Double consciousness

W. E. B Du Bois The Souls of sear Folk is a powerful and engaging explication on the condition of the American inkiness. The article traces the problems of African Americans struggle with identity in livid-based America and the seemingly impossible task to carving a whimsical identity and self-consciousness. It is, as he nones, a history of this strife, this longing to ready self- conscious manhood, to merge his double self into a better and truer self.

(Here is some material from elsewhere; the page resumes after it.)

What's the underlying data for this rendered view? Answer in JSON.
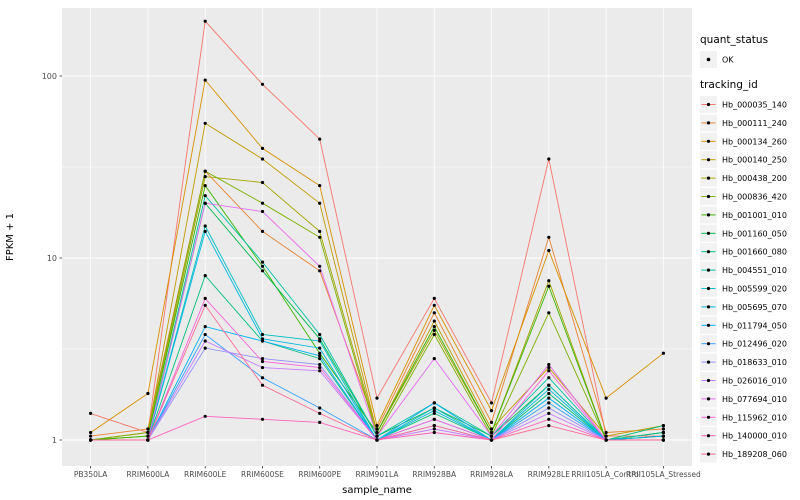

Introduced in this line is the concept of a double consciousness. Du Bois believes that being black has been some(prenominal) a blessing and a curse since one was born with a veil but also gifted with second-sight. The world does not introduce the Negro a true self-consciousness for his sentience of self is unceasingly reflection of how others see him a refracted image of oneself that has been dictated and distorted by others with amused contempt and pity. An American Negro therefore feels a sense of duality with two war ring ideals in one dark body. to that extent the task to transcend that double consciousness and find union surrounded by two dualities is a difficult one for it is a painful journey of doubt and confusion in seeking double aims and unreconciled ideals. The American Negro needs to speak the language of the whites and accept their culture thus far not be ashamed of his own. He must yet differentiate that in order for there to be an emancipated future, the American Negro needs the knowledge of the white world which was Greek to his own chassis and blood and for a culture he rightly belongs, he could not articulate the message. Martin Luther King Jr. , arguably the most renowned of African Americans, is perhaps an apt example of the double consciousness and the struggle of the American Negro Du Bois writes of. In his desire to advance the rights of African Americans, end racial segregation and discrimination, King needed to speak the language of the white someone and ironically share the ideals of liberty and freedom advanced by white Anglo-Saxon society. Yet King saw that it was necessary in the figure of this the land of their fathers fathers, and in the name of human opportunity.